Стяжаев почувствовал, как подступает злость, но решил пока промолчать.
— Закройте глаза и представьте такую картину, — сказал Упендра. — Низкие своды чемоданов, едва уловимое колыхание воды, медленно удаляющаяся лодка, а в лодке — он, одинокий странник. И в это время с экрана звучит примерно такая музыка.
Он привязал гармошку и тихонько наиграл отрывок из своей любимой мелодии.
— Ты не поверишь, — сказал он, обращаясь к Дмитрию Васильевичу, — но я сам чуть не заплакал, когда сочинял этот эпизод. И даже она, — он указал на Марину, — чуть не заплакала вместе со мной.
8. «Пора наконец напомнить ему, кто он такой!» — подумал Стяжаев и со злорадтвом сказал:
— Между прочим, пока ты здесь проливал слезы о своем вымышленном герое, твоим соотечетвенникам — чемоданным жителям и в самом деле было не до смеха.
И он без прикрас рассказал обо всем, что видел в Чемоданах.
Упендра внимательно его выслушал и сказал:
— Не пойму, что же там все-таки стряслось, — сказал Упендра. — Из того, что ты рассказываешь, пока ничего не ясно.
— Очевидно, дело в наводнении, — многозначительно сказал Коллекционер. — Когда Чемоданы залило водой, жизнь там резко ухудшилась. Естественно, это породило панику и общую растерянность.
— Ну что ж, — сказал Упендра. — Если ты ничего не преувеличиваешь, то думаю, им сейчас, как никому другому, нужно посмотреть мой фильм.
«Ну, уж это слишком! — мысленно возмутился Стяжаев, — Для него и впрямь не существует ничего святого!»
Не будь рядом Марины, он вы высказался иначе, но в ее присутствии позволил себе только спросить:
— Зачем это им смотреть твой фильм?

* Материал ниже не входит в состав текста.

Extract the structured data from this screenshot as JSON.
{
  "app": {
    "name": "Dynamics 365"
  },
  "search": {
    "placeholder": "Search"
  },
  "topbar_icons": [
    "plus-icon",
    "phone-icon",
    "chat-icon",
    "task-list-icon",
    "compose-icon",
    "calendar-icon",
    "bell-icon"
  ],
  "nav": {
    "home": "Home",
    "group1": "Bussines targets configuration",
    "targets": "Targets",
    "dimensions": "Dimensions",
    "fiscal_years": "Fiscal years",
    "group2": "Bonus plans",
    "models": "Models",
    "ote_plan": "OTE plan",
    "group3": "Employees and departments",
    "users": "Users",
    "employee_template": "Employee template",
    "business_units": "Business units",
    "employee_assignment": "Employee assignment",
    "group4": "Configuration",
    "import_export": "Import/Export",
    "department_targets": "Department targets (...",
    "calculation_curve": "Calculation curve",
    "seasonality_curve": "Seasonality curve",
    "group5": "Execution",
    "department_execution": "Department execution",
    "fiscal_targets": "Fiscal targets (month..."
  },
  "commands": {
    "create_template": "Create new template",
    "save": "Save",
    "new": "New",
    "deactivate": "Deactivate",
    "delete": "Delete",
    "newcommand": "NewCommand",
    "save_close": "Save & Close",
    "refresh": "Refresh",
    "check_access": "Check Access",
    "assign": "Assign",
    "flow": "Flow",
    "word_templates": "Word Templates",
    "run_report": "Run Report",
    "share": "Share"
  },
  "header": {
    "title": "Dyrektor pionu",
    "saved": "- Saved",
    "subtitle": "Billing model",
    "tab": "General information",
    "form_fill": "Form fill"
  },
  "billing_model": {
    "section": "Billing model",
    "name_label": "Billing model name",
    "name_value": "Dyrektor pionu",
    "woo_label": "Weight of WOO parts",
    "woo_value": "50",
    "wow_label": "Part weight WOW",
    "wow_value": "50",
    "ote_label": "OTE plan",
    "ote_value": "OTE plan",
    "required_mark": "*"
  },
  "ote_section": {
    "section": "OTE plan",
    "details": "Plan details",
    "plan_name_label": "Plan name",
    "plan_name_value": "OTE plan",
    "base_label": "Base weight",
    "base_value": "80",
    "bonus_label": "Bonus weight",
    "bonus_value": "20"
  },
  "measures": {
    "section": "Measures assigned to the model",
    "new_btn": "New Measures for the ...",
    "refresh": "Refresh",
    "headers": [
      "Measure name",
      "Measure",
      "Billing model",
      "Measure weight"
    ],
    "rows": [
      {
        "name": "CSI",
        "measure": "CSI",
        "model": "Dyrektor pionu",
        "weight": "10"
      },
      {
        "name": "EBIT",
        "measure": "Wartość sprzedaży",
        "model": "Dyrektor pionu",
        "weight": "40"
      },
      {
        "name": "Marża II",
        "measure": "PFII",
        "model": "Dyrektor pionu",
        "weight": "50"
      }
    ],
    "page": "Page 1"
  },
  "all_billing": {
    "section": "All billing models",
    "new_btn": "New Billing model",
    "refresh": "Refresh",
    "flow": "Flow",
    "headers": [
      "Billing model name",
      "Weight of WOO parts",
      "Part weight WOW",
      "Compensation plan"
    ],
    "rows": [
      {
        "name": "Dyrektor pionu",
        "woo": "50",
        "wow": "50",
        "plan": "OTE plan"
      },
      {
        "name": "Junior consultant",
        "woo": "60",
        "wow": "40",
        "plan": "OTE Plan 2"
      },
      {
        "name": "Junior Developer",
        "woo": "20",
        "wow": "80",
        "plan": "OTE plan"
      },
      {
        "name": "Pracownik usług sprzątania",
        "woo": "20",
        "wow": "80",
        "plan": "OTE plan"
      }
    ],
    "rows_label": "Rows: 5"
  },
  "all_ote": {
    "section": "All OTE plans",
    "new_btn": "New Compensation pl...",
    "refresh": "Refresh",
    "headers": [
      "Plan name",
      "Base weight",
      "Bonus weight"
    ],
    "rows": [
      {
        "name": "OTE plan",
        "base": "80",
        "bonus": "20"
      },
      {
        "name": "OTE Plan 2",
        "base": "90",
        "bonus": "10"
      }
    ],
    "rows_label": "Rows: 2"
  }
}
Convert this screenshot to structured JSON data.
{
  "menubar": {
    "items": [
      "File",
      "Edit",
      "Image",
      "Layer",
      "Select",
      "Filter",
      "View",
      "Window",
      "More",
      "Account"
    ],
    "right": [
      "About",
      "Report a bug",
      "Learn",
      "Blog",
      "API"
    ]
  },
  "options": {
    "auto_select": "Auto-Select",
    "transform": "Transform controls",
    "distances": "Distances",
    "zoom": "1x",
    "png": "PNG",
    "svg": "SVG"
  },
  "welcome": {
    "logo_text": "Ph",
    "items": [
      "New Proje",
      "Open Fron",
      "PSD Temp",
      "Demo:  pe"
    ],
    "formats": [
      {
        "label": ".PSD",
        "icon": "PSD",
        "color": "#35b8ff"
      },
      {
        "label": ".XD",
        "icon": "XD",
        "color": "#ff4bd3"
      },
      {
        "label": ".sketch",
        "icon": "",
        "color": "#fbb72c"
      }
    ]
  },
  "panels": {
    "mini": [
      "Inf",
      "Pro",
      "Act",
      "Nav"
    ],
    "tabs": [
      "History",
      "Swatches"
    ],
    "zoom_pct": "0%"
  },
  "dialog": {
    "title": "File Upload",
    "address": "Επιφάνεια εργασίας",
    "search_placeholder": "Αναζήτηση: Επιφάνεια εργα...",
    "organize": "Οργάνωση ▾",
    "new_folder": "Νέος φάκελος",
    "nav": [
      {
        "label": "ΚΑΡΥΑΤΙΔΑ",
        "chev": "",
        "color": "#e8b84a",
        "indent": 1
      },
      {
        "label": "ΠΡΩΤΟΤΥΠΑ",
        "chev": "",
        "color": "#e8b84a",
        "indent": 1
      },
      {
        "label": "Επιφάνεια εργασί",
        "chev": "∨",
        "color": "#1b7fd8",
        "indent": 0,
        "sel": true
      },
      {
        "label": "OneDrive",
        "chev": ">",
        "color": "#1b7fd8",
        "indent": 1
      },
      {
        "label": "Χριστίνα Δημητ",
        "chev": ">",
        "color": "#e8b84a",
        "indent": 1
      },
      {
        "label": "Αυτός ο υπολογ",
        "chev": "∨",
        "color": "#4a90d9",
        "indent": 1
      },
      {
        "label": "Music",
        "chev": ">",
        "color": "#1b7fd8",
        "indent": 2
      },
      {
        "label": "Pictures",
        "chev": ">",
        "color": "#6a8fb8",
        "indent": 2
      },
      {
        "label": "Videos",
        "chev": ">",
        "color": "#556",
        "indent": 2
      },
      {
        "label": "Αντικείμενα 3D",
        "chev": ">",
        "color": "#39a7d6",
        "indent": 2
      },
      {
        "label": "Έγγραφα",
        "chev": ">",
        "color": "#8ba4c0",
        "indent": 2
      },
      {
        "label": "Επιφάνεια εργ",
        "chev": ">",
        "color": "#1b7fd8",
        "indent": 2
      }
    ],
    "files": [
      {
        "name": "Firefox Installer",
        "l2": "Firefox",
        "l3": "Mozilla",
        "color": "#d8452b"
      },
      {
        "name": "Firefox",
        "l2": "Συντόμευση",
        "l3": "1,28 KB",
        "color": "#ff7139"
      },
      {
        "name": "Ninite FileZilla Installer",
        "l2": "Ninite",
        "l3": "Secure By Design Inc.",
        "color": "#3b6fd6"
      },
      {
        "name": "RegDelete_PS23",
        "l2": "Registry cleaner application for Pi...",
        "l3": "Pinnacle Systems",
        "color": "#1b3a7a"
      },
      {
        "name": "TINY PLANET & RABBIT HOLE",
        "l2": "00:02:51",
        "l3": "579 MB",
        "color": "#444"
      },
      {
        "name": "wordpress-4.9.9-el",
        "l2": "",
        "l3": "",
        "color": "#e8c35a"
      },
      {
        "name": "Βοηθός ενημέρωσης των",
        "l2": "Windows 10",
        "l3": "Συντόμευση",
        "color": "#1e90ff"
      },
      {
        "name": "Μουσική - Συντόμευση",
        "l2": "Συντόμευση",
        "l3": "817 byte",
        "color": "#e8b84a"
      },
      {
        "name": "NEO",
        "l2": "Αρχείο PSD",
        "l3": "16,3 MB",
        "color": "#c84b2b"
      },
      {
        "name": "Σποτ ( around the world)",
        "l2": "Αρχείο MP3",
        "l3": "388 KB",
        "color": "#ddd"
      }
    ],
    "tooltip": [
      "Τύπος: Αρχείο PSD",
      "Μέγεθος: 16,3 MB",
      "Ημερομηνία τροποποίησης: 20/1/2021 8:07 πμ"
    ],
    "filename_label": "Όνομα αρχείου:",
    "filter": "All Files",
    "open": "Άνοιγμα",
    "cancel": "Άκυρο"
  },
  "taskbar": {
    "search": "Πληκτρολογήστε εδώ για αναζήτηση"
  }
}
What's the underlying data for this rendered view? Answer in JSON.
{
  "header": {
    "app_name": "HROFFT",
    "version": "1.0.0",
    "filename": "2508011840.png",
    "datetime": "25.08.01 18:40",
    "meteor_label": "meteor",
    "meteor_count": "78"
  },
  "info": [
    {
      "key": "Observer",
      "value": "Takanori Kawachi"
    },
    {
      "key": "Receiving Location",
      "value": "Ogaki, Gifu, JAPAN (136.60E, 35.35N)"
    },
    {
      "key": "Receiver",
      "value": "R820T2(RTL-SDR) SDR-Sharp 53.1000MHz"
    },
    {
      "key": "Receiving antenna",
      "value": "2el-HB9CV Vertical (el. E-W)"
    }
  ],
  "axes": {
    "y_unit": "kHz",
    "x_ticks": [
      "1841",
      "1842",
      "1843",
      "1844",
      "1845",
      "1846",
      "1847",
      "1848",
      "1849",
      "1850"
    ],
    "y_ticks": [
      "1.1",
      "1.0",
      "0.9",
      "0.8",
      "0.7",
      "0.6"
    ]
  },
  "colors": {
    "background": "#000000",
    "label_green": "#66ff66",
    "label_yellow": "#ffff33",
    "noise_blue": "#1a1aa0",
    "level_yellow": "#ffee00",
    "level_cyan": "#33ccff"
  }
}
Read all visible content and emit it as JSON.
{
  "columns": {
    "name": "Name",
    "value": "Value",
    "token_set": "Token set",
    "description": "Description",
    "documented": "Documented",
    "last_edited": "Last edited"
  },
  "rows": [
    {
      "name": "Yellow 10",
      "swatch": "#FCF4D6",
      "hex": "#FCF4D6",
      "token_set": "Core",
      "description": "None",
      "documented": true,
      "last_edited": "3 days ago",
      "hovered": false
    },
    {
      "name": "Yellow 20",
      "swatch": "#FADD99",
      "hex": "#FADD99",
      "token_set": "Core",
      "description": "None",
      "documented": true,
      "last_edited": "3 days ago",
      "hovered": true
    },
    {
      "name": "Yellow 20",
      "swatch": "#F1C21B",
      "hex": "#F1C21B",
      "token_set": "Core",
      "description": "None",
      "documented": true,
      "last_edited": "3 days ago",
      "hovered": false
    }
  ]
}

Что-то я не понял.
— Затем, что мой фильм как раз учит тому, как надо поступать в таких случаях.
— Как
же надо поступать?— Так, как поступил мой герой. Смываться из этих чемоданов, пока не поздно.
— Что за глупости! — не выдержал Стяжаев. — Ты прекрасно знаешь, что чемоданные жители не живут вне чемоданов.
— Но ведь я пока не умер.
— Ты — редкое исключение, — сказал Стяжаев, и Марина, не заметив сарказма, впервые взглянула на него с одобрением. — К тому же я не собираюсь селить у себя столько народу. Одно дело — лунные жители, а другое… — он остановился, подбирая нужное слово.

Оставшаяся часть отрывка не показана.